Fakt ist, dass in Extremsituationen Interventionismus notwendig ist. Fakt ist aber auch, dass dieser Interventionismus gepaart sein muss mit strukturellen Maßnahmen. Das ist in der Eurozone der Fall. Es ist in den USA und Japan nicht ansatzweise gegeben. Es wäre angemessen, wenn es einen Aufruf von mehr als 170 deutschen Ökonomen gäbe, der diese Position der Eurozone aggressiv verteidigte.

Die Tatsache, dass circa 170 deutsche Ökonomen in der letzten Woche diesen Politikansatz untergruben und damit nicht nur das Geschäftsmodell der Eurozone, sondern auch das deutsche Geschäftsmodell torpedierten, ist unverändert äußerst irritierend.

Um so mehr freuen wir uns über den Artikel der FTD "Deutscher Aufruf empört Starökonomen" auf Seite 14 Weltwirtschaft. Es wird berichtet, dass es unter den 170 Ökonomen erste Rückzieher gibt. Dazu einige O-Töne:

  • "Der Brief ist reich an hitziger Rhetorik und arm an sachlichen Details.! Eichengreen, Berkeley
  • "Ich halte den Aufruf für zu simpel, unklar und ideologisch." Alesina, Harvard
  • "Dieser Text zeigt kein Verständnis davon, was eine Bankenkrise ist - als ob sie 2008 und in den früheren Krisen geschlafen hätten. Der Text ist aus politischer Sicht eine Schande. Er ist offen fremdenfeindlich.“ Wyplosz, Genf

Die größten Sünder USA und Japan sind die größten Gewinner an den Devisenmärkten und dürfen sich üppiger Kapitalzuflüsse erfreuen. Diese Freude ist aber nicht ungetrübt. Die Konjunkturschwäche basierend auf dem Risiko eines Zerfalls der Eurozone ergreift die Weltwirtschaft und belastet auch diese Länder. In der Folge werden derzeit Lockerungen der Fed-Politik erwogen. Verstärkte Ankäufe von MBS-Titeln stehen im Zentrum der Überlegungen. Ja, das geht in der Eurozone auf keinen Fall in diesem Stil …

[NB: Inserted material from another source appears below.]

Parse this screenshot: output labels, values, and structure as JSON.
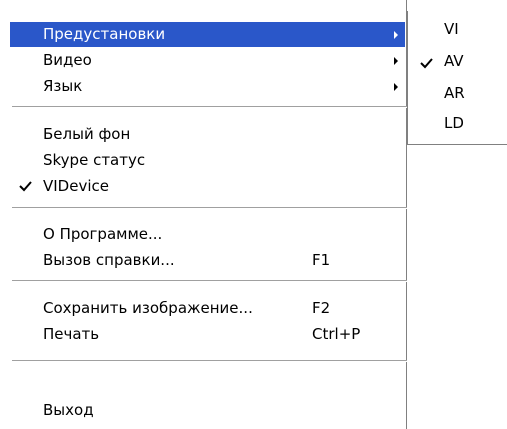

Wir schauen heute auf der Bundesverfassungsgericht. Zwar haben Bundestag und Länderkammer mit 2/3 Mehrheiten zu Gunsten der Krisenmaßnahmen demokratisch abgestimmt, aber reicht das den Verfassungsrichtern? Das Eventrisiko Karlsruhe überlagert das heutige Marktgeschehen.

Wenden wir uns kurz den Verbraucherkrediten min den USA zu. Kredit können die USA, keine Frage. Die Verbraucherkredite nahmen per Mai um 17,12 Mrd. USD zu. Die Prognose lag bei 8,5 Mrd. USD. Der Vormonatswert wurde von 6,5 auf 9,95 MRD. USD revidiert. Was gut für den Konsum ist, ist unter Umständen schlecht für die Verschuldungsstruktur der privaten Haushalte.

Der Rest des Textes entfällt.